Yang 2020 PolicY Page
THE PROBLEM
Of the dozens of 2020 Democratic presidential candidates, Andrew Yang offered, by far, the longest list of policies, topping 150 comprehensive proposals, and the central challenge lay in how to best serve that list to visitors.
As the campaign’s design lead, I surveyed a dozen contributors to the candidate to get their thoughts about his website’s existing page of policies, and uncovered these pain points:
A lack of visual hierarchy, which led to visitors not knowing where or how to find important information quickly.
An inconsistent design system, where one component would act as a link, and a visually identical component would be an unclickable category header.
Unwieldy navigation: no category would show the full list of policies within its category until the user clicked a “More” link, which would force the user to scroll down and back up again to scan remaining categories.
THE RESEARCH
As other candidates in the race lagged far behind Andrew Yang in his sheer number of policies, competitive analysis of non-political services, like Amazon and ZocDoc, yielded better insights into optimal methods of organizing large lists of items.
Key notable insights would be to show everything by default, then filter through tags, and give the user sorting options.

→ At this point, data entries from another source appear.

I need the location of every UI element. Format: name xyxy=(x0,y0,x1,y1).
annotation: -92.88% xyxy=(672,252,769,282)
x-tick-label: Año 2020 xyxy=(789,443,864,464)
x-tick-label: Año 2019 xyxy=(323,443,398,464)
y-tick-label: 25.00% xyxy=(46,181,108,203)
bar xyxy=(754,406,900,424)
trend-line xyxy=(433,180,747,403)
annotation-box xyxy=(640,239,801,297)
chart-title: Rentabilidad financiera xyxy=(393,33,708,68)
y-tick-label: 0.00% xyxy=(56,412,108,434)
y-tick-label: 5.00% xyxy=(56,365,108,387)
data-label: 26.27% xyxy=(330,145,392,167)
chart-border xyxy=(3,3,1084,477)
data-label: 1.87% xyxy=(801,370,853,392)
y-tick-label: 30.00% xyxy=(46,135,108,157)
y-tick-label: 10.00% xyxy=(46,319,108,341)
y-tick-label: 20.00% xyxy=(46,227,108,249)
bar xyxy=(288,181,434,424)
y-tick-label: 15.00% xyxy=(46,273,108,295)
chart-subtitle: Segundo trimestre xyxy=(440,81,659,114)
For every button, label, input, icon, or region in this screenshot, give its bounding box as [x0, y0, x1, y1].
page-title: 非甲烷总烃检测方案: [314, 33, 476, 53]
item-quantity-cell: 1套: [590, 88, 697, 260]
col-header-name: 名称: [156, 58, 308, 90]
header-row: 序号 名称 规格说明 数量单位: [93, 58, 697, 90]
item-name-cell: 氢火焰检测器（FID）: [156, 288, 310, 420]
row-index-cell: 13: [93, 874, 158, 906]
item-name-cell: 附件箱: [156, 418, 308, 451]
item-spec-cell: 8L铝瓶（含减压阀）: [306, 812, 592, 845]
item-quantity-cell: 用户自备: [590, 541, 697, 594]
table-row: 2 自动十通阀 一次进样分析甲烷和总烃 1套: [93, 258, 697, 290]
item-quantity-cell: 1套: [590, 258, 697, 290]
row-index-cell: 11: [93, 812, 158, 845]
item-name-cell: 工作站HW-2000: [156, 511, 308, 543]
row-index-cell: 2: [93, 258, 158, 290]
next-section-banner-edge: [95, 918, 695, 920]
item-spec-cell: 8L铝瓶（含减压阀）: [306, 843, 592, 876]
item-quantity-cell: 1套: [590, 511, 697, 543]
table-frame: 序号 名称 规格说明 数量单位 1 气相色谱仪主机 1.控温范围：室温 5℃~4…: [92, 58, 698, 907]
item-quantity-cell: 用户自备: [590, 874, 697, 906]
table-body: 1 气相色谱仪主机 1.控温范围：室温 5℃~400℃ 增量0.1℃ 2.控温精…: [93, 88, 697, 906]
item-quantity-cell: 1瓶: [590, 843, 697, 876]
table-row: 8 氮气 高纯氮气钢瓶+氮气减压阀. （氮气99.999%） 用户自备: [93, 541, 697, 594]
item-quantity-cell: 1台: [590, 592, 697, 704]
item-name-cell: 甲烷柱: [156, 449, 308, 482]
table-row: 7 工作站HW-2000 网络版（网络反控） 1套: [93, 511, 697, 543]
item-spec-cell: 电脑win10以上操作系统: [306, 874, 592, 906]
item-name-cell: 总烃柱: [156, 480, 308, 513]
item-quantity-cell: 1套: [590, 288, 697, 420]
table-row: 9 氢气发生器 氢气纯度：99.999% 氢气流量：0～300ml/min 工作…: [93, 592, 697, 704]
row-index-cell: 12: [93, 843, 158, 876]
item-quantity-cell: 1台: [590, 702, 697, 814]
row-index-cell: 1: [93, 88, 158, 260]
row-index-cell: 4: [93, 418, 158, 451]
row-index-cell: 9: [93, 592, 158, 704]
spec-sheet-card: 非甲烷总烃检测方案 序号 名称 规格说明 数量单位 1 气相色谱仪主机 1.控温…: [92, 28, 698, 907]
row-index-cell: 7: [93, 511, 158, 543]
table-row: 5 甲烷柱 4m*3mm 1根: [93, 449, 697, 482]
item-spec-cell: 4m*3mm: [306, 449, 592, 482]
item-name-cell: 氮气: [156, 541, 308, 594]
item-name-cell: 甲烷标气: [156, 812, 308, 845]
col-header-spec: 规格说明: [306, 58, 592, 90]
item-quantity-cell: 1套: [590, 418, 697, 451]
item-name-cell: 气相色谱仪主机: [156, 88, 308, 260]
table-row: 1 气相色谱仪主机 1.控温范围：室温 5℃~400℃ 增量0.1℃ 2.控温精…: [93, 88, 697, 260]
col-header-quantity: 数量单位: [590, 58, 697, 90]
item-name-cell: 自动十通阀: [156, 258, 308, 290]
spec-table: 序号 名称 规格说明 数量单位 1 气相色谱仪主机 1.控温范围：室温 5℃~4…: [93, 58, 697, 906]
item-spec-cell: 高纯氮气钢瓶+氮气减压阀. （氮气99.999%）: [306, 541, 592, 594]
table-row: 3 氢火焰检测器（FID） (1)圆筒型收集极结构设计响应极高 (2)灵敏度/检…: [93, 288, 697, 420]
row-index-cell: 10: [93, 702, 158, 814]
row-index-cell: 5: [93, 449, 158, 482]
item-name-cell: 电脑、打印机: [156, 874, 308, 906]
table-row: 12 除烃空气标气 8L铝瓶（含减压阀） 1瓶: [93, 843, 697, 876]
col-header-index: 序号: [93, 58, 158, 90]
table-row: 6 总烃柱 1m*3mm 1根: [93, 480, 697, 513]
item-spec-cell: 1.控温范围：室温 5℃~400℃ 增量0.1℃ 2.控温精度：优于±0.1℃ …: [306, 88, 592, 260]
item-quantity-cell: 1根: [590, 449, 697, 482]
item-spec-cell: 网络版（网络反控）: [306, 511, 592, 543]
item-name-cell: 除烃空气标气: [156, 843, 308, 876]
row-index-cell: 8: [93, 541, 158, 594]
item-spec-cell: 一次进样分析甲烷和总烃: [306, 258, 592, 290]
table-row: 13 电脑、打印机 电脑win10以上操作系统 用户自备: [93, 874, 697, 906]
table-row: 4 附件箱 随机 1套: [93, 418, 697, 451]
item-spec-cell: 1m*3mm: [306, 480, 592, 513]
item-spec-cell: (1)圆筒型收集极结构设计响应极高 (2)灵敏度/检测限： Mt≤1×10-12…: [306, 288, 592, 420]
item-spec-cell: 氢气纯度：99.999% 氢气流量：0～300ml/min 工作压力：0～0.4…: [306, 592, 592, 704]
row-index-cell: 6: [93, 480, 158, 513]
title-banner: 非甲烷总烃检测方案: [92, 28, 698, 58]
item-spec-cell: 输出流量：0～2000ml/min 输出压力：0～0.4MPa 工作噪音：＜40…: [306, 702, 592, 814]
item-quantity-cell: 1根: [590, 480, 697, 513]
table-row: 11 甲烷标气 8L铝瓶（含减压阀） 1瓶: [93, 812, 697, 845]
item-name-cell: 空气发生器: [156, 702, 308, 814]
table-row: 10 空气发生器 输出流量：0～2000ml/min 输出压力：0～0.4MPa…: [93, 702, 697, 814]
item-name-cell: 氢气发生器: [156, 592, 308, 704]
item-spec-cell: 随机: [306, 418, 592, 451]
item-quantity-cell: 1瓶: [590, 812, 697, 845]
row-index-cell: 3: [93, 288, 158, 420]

This wasn’t the cure-all, but would be an important part of the redesign direction.
Another vital observation gleaned from the research was to ensure that content doesn’t get lost by employing a mechanism that dynamically surfaces new content at different points in time. This insight would lead to a new section on the page which would automatically surface the top ten “trending” policies from Yang’s policy bucket.
THE DESIGN DIRECTION
To address the need to elevate the specific policies that made up Andrew Yang’s main platform, while also highlighting his trending policies, and ultimately giving users control over their own policy search results, I chose to break out the feature sets into two separate tabs within the page.
Presenting the content this way would optimize for both passive or active experiences:
One tab would accommodate the passive experience, where key policies would be curated based on user traffic trends and newly updated or emerging policies.
The other tab would represent the active experience, in which users could leverage a search and filter UI to seek out policies on the topics that interested them most.
Prototyping & testing
Wireframes of the concept addressed two central challenges of the redesign:
Keeping the focus on the candidate’s flagship ideas, while also showing the breadth of his many other commonsense plans.
Designing an intuitive search UI that displayed results in an accessible way, while fulfilling the business requirement of surfacing all 150+ policies by default.
In order to better test the validity of the designs, I built a low-fidelity prototype and conducted internal user tests both in-person and remotely.
THE Final Redesign
Stakeholder and user feedback led to minor design tweaks, such as breaking out the search icon to be more clear as a button, and settling on the interaction of the policy categories as click-to-filter (showing all with none selected) vs. click-to-select (showing all with all selected).
While the UX impact was validated by users, Andrew Yang’s presidential campaign would be suspended before significant data about improvements to donation rates could be accumulated from the live campaign site.